The rooster crows on the unicorn ship: Election campaigning in Singapore
Following politics in Singapore is like tuning into an epic episode of Story Time. It’s not about the cut and thrust of debating political ideologies, but a life-and-death battle between mythical creatures and petting zoo animals. Here in Singapore, similes, analogies and metaphors – the more extended the better – are political crack; our guys just can’t resist.
Here’s a list of some examples:
- Lee Hsien Loong, leader of the ruling People’s Action Party, said that Singapore is a unicorn; we’re special and need to be kept that way. (This presumably can only be achieved by voting the PAP.)
- Goh Chok Tong asserted that the Workers’ Party cannot claim credit for having brought about certain government policies or policy changes, saying, “The rooster goes around boasting that its crowing causes the sun to rise.”
This analogy was later extended by Chen Show Mao and Yee Jenn Jong of the Workers' Party.
- Criticising the opposition’s performance in Parliament, Lee Hsien Loong said that people had “voted for a tiger in the chamber and you got a mouse in the House.” He also said that the WP was a Frankenstein monster that morphs from a tiger into a mouse in Parliament.
- Goh Chok Tong later described the PAP as a cruise ship: "If you go with the PAP, you're embarking on a cruise ship with a definite destination... You know the captain, the crew members, you know the quality."
He then went on to say that voting for the opposition would be like being on board a gambling ship: "These are gambling ships, casinos. Very exciting. So you can take this ship, you can gamble, but you go nowhere."
- Hitting back at Goh, WP leader Low Thia Khiang then said that the PAP’s cruise ship was the Titanic: "There are not enough lifeboats, no preparations or provisions for failure.”
He later said at a WP rally that while the PAP has been on a cruise ship, Singaporeans have been on a sampan (a flat-bottomed Chinese wooden boat).
This ridiculous back-and-forth of (not so) witty analogies has not gone unnoticed. In his speech at a Singapore People’s Party rally, lawyer Choo Zheng Xi quipped:
Over the campaign period you’ve seen the mudslinging, you’ve seen the stupid analogies about whether the rooster crows, or the mice speaks, the lion roars… what does the fox say…
Why is our political discourse so populated with such vacuous analogies? Are Singaporeans so incapable of talking politics without it having to be broken down into such simplified fables?
Analogies do serve a purpose from time to time in helping to push home a point or strengthen an argument. It can also be use to lighten the mood so things aren't always so academic or serious. But the constant use of such analogies and metaphors can also come across as infantilising; politicians talking down to the masses as if we can only understand politics when dressed up as arguments between farm animals.

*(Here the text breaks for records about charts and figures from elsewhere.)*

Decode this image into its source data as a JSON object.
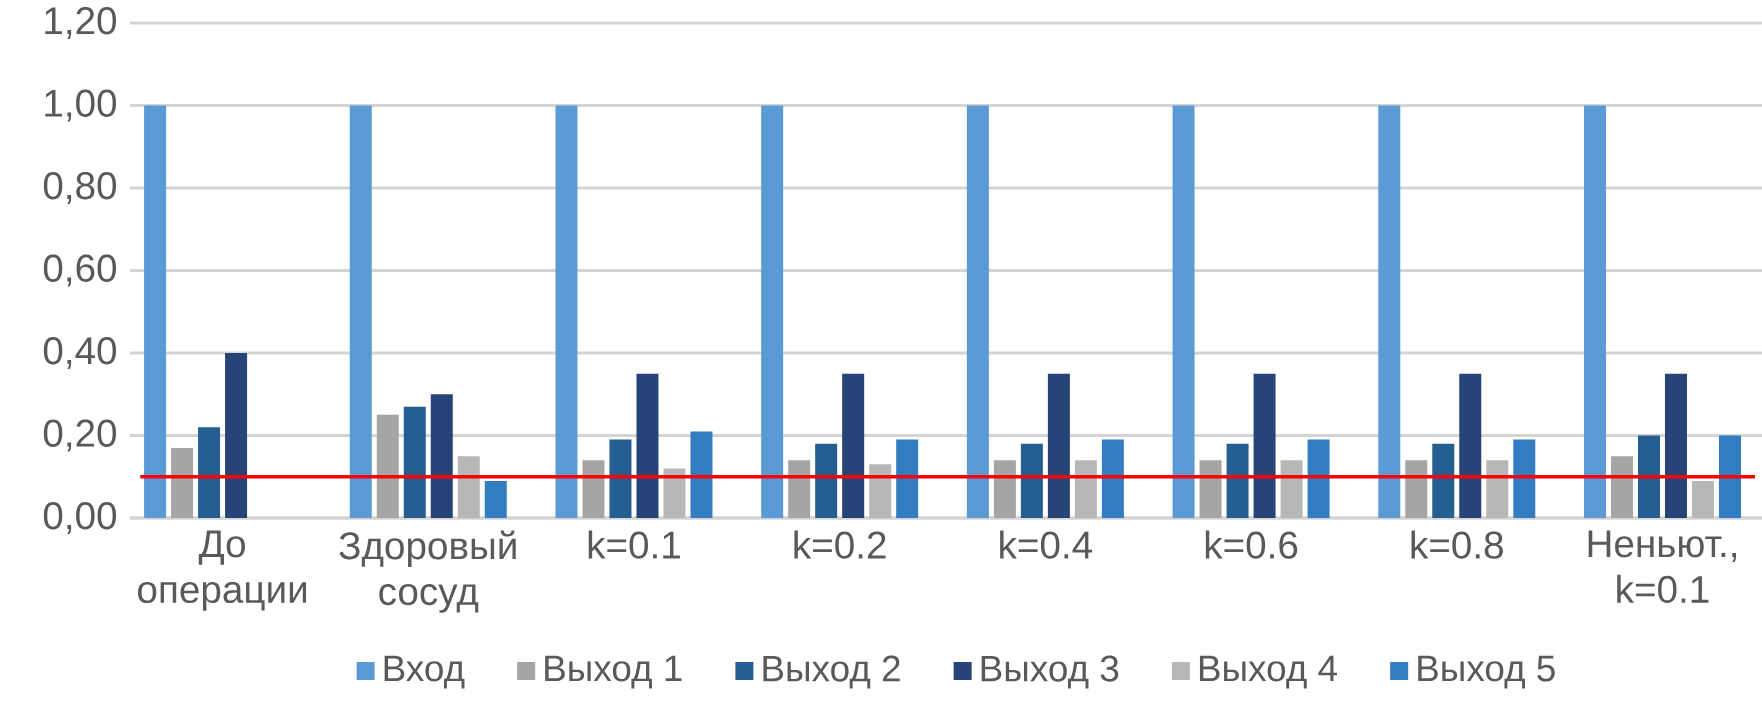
{
  "chart_data": {
    "type": "bar",
    "categories": [
      "До операции",
      "Здоровый сосуд",
      "k=0.1",
      "k=0.2",
      "k=0.4",
      "k=0.6",
      "k=0.8",
      "Неньют., k=0.1"
    ],
    "series": [
      {
        "name": "Вход",
        "color": "#5b9bd5",
        "values": [
          1,
          1,
          1,
          1,
          1,
          1,
          1,
          1
        ]
      },
      {
        "name": "Выход 1",
        "color": "#a5a5a5",
        "values": [
          0.17,
          0.25,
          0.14,
          0.14,
          0.14,
          0.14,
          0.14,
          0.15
        ]
      },
      {
        "name": "Выход 2",
        "color": "#255e91",
        "values": [
          0.22,
          0.27,
          0.19,
          0.18,
          0.18,
          0.18,
          0.18,
          0.2
        ]
      },
      {
        "name": "Выход 3",
        "color": "#264478",
        "values": [
          0.4,
          0.3,
          0.35,
          0.35,
          0.35,
          0.35,
          0.35,
          0.35
        ]
      },
      {
        "name": "Выход 4",
        "color": "#b7b7b7",
        "values": [
          null,
          0.15,
          0.12,
          0.13,
          0.14,
          0.14,
          0.14,
          0.09
        ]
      },
      {
        "name": "Выход 5",
        "color": "#327dc2",
        "values": [
          null,
          0.09,
          0.21,
          0.19,
          0.19,
          0.19,
          0.19,
          0.2
        ]
      }
    ],
    "ylim": [
      0,
      1.2
    ],
    "yticks": [
      {
        "value": 0,
        "label": "0,00"
      },
      {
        "value": 0.2,
        "label": "0,20"
      },
      {
        "value": 0.4,
        "label": "0,40"
      },
      {
        "value": 0.6,
        "label": "0,60"
      },
      {
        "value": 0.8,
        "label": "0,80"
      },
      {
        "value": 1.0,
        "label": "1,00"
      },
      {
        "value": 1.2,
        "label": "1,20"
      }
    ],
    "grid": "y",
    "legend": "bottom",
    "ref_lines": [
      {
        "axis": "y",
        "value": 0.1,
        "color": "#ff0000"
      }
    ]
  }
}
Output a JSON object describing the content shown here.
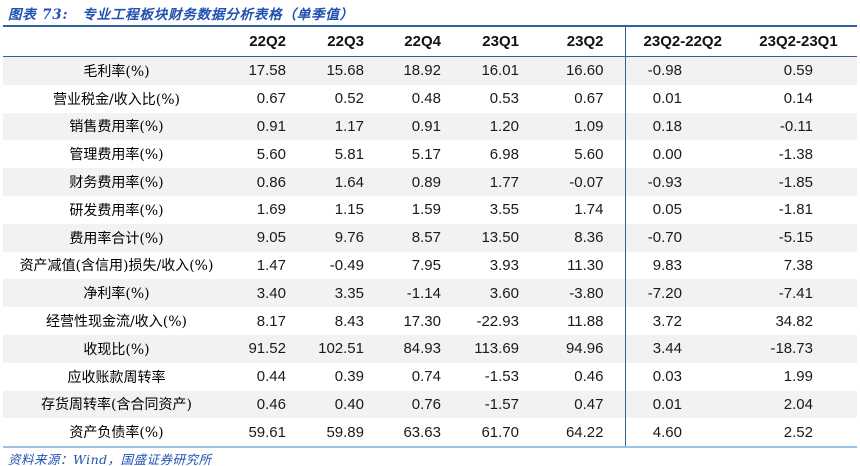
{
  "header": {
    "figure_label": "图表 73:",
    "title": "专业工程板块财务数据分析表格（单季值）"
  },
  "table": {
    "columns": [
      "22Q2",
      "22Q3",
      "22Q4",
      "23Q1",
      "23Q2",
      "23Q2-22Q2",
      "23Q2-23Q1"
    ],
    "rows": [
      {
        "label": "毛利率(%)",
        "values": [
          "17.58",
          "15.68",
          "18.92",
          "16.01",
          "16.60",
          "-0.98",
          "0.59"
        ]
      },
      {
        "label": "营业税金/收入比(%)",
        "values": [
          "0.67",
          "0.52",
          "0.48",
          "0.53",
          "0.67",
          "0.01",
          "0.14"
        ]
      },
      {
        "label": "销售费用率(%)",
        "values": [
          "0.91",
          "1.17",
          "0.91",
          "1.20",
          "1.09",
          "0.18",
          "-0.11"
        ]
      },
      {
        "label": "管理费用率(%)",
        "values": [
          "5.60",
          "5.81",
          "5.17",
          "6.98",
          "5.60",
          "0.00",
          "-1.38"
        ]
      },
      {
        "label": "财务费用率(%)",
        "values": [
          "0.86",
          "1.64",
          "0.89",
          "1.77",
          "-0.07",
          "-0.93",
          "-1.85"
        ]
      },
      {
        "label": "研发费用率(%)",
        "values": [
          "1.69",
          "1.15",
          "1.59",
          "3.55",
          "1.74",
          "0.05",
          "-1.81"
        ]
      },
      {
        "label": "费用率合计(%)",
        "values": [
          "9.05",
          "9.76",
          "8.57",
          "13.50",
          "8.36",
          "-0.70",
          "-5.15"
        ]
      },
      {
        "label": "资产减值(含信用)损失/收入(%)",
        "values": [
          "1.47",
          "-0.49",
          "7.95",
          "3.93",
          "11.30",
          "9.83",
          "7.38"
        ]
      },
      {
        "label": "净利率(%)",
        "values": [
          "3.40",
          "3.35",
          "-1.14",
          "3.60",
          "-3.80",
          "-7.20",
          "-7.41"
        ]
      },
      {
        "label": "经营性现金流/收入(%)",
        "values": [
          "8.17",
          "8.43",
          "17.30",
          "-22.93",
          "11.88",
          "3.72",
          "34.82"
        ]
      },
      {
        "label": "收现比(%)",
        "values": [
          "91.52",
          "102.51",
          "84.93",
          "113.69",
          "94.96",
          "3.44",
          "-18.73"
        ]
      },
      {
        "label": "应收账款周转率",
        "values": [
          "0.44",
          "0.39",
          "0.74",
          "-1.53",
          "0.46",
          "0.03",
          "1.99"
        ]
      },
      {
        "label": "存货周转率(含合同资产)",
        "values": [
          "0.46",
          "0.40",
          "0.76",
          "-1.57",
          "0.47",
          "0.01",
          "2.04"
        ]
      },
      {
        "label": "资产负债率(%)",
        "values": [
          "59.61",
          "59.89",
          "63.63",
          "61.70",
          "64.22",
          "4.60",
          "2.52"
        ]
      }
    ]
  },
  "footer": {
    "source": "资料来源：Wind，国盛证券研究所"
  },
  "colors": {
    "accent_line": "#31609e",
    "bottom_line": "#9cc3e6",
    "title_blue": "#2151b0",
    "stripe_gray": "#f2f2f2"
  }
}
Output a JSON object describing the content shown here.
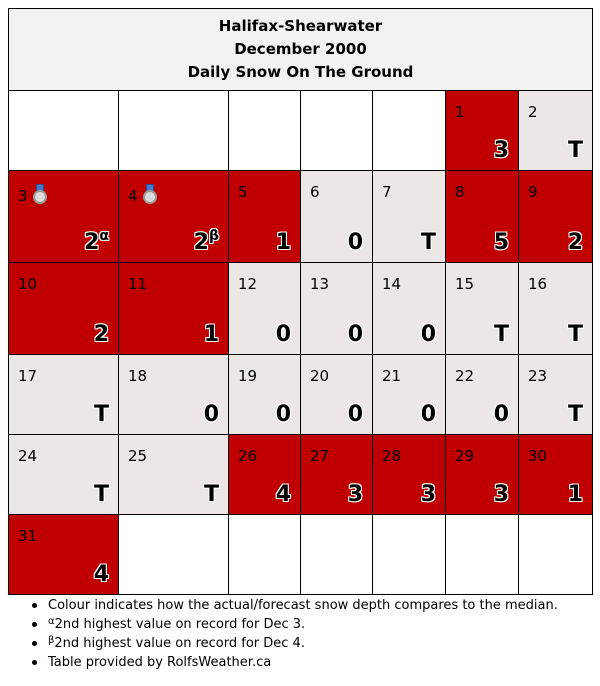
{
  "title": {
    "line1": "Halifax-Shearwater",
    "line2": "December 2000",
    "line3": "Daily Snow On The Ground"
  },
  "colors": {
    "above_median": "#c00000",
    "at_or_below_median": "#ece6e6",
    "empty": "#ffffff",
    "header_bg": "#f2f2f2"
  },
  "chart_data": {
    "type": "table",
    "title": "Halifax-Shearwater December 2000 Daily Snow On The Ground",
    "first_weekday_index": 5,
    "days": [
      {
        "day": 1,
        "value": "3",
        "color": "red"
      },
      {
        "day": 2,
        "value": "T",
        "color": "light"
      },
      {
        "day": 3,
        "value": "2",
        "sup": "α",
        "color": "red",
        "medal": "silver-medal-icon"
      },
      {
        "day": 4,
        "value": "2",
        "sup": "β",
        "color": "red",
        "medal": "silver-medal-icon"
      },
      {
        "day": 5,
        "value": "1",
        "color": "red"
      },
      {
        "day": 6,
        "value": "0",
        "color": "light"
      },
      {
        "day": 7,
        "value": "T",
        "color": "light"
      },
      {
        "day": 8,
        "value": "5",
        "color": "red"
      },
      {
        "day": 9,
        "value": "2",
        "color": "red"
      },
      {
        "day": 10,
        "value": "2",
        "color": "red"
      },
      {
        "day": 11,
        "value": "1",
        "color": "red"
      },
      {
        "day": 12,
        "value": "0",
        "color": "light"
      },
      {
        "day": 13,
        "value": "0",
        "color": "light"
      },
      {
        "day": 14,
        "value": "0",
        "color": "light"
      },
      {
        "day": 15,
        "value": "T",
        "color": "light"
      },
      {
        "day": 16,
        "value": "T",
        "color": "light"
      },
      {
        "day": 17,
        "value": "T",
        "color": "light"
      },
      {
        "day": 18,
        "value": "0",
        "color": "light"
      },
      {
        "day": 19,
        "value": "0",
        "color": "light"
      },
      {
        "day": 20,
        "value": "0",
        "color": "light"
      },
      {
        "day": 21,
        "value": "0",
        "color": "light"
      },
      {
        "day": 22,
        "value": "0",
        "color": "light"
      },
      {
        "day": 23,
        "value": "T",
        "color": "light"
      },
      {
        "day": 24,
        "value": "T",
        "color": "light"
      },
      {
        "day": 25,
        "value": "T",
        "color": "light"
      },
      {
        "day": 26,
        "value": "4",
        "color": "red"
      },
      {
        "day": 27,
        "value": "3",
        "color": "red"
      },
      {
        "day": 28,
        "value": "3",
        "color": "red"
      },
      {
        "day": 29,
        "value": "3",
        "color": "red"
      },
      {
        "day": 30,
        "value": "1",
        "color": "red"
      },
      {
        "day": 31,
        "value": "4",
        "color": "red"
      }
    ]
  },
  "notes": {
    "colour": "Colour indicates how the actual/forecast snow depth compares to the median.",
    "alpha_mark": "α",
    "alpha_text": "2nd highest value on record for Dec 3.",
    "beta_mark": "β",
    "beta_text": "2nd highest value on record for Dec 4.",
    "credit": "Table provided by RolfsWeather.ca"
  }
}
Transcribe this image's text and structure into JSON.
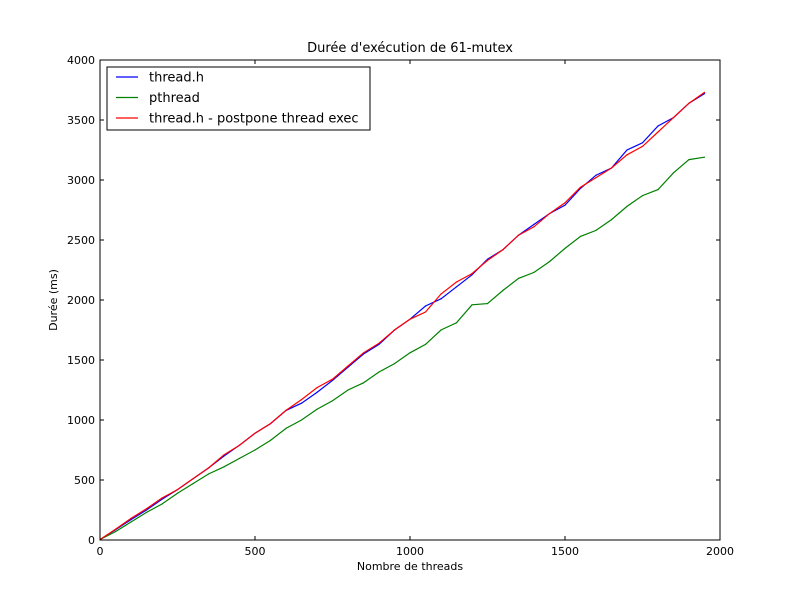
{
  "chart_data": {
    "type": "line",
    "title": "Durée d'exécution de 61-mutex",
    "xlabel": "Nombre de threads",
    "ylabel": "Durée (ms)",
    "xlim": [
      0,
      2000
    ],
    "ylim": [
      0,
      4000
    ],
    "xticks": [
      0,
      500,
      1000,
      1500,
      2000
    ],
    "yticks": [
      0,
      500,
      1000,
      1500,
      2000,
      2500,
      3000,
      3500,
      4000
    ],
    "grid": false,
    "legend_position": "top-left",
    "x": [
      1,
      50,
      100,
      150,
      200,
      250,
      300,
      350,
      400,
      450,
      500,
      550,
      600,
      650,
      700,
      750,
      800,
      850,
      900,
      950,
      1000,
      1050,
      1100,
      1150,
      1200,
      1250,
      1300,
      1350,
      1400,
      1450,
      1500,
      1550,
      1600,
      1650,
      1700,
      1750,
      1800,
      1850,
      1900,
      1950
    ],
    "series": [
      {
        "name": "thread.h",
        "color": "#0000ff",
        "values": [
          5,
          85,
          170,
          250,
          340,
          420,
          510,
          600,
          700,
          790,
          890,
          970,
          1080,
          1140,
          1230,
          1330,
          1440,
          1550,
          1630,
          1750,
          1840,
          1950,
          2010,
          2110,
          2210,
          2340,
          2420,
          2540,
          2630,
          2720,
          2790,
          2930,
          3040,
          3100,
          3250,
          3310,
          3450,
          3520,
          3640,
          3720
        ]
      },
      {
        "name": "pthread",
        "color": "#008000",
        "values": [
          5,
          70,
          150,
          230,
          300,
          390,
          470,
          550,
          610,
          680,
          750,
          830,
          930,
          1000,
          1090,
          1160,
          1250,
          1310,
          1400,
          1470,
          1560,
          1630,
          1750,
          1810,
          1960,
          1970,
          2080,
          2180,
          2230,
          2320,
          2430,
          2530,
          2580,
          2670,
          2780,
          2870,
          2920,
          3060,
          3170,
          3190
        ]
      },
      {
        "name": "thread.h - postpone thread exec",
        "color": "#ff0000",
        "values": [
          5,
          90,
          180,
          260,
          350,
          420,
          510,
          600,
          710,
          790,
          890,
          970,
          1080,
          1170,
          1270,
          1340,
          1450,
          1560,
          1640,
          1750,
          1840,
          1900,
          2050,
          2150,
          2220,
          2330,
          2420,
          2540,
          2610,
          2720,
          2810,
          2940,
          3020,
          3100,
          3210,
          3280,
          3400,
          3520,
          3640,
          3730
        ]
      }
    ]
  }
}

In the context of a general election, the popularity of analogies might perhaps also be explained by the short campaigning period we have, as well as the style of the campaigning.
When you only have nine days, there's no real time for multiple formats of discussion. You need soundbites and quips for the press, emotive one-liners that can be shared in tweets and on Facebook, stories that stick in people's minds. None of these things are bad in and of themselves, but can become a problem when it is practically all we have.
This year Singaporeans got a party debate of sorts on both Mandarin and English channels, but it ultimately proved disappointing as hosts spent more time telling party representatives that their time was up rather than allowing for any real exchange. The main campaign was still conducted through walkabouts, leafleting, rallies, and old-school pickup trucks with loudhailers.
If the election period were longer, we could have more formats. Town hall discussions, televised question-and-answer sessions and leaders' debates, for instance. Voters would have more time to sit down with candidates and grill them on their election promises and policies, to make sure that there is substance behind the stirring rhetoric on a rally stage.
Candidates too would have better opportunities to connect with the electorate, to give people a sense of who they are and what values they hold.
The short campaigning period that we currently have often restricts political discussion to platitudes and motherhood statements, and end up being quite top-down as candidates shout into microphones from rally stages separated by security barriers. Singaporeans are more than capable of having in-depth conversations on a wide range of issues from housing to gay rights, and these conversations are regularly held outside of election time in the form of forums and talks organised by civil society organisations and think-tanks. So why not allow such exchanges during the campaign period as well?
That's not to say that Singapore's campaigning period should become tediously long and hugely expensive. But people only get to vote once every five years (or four, in this case). With that one cross next to a name one has to decide on a representative for the next term. It's a serious decision that needs much consideration and personal reflection. Having more than nine days to properly communicate with and learn about the candidates can't hurt.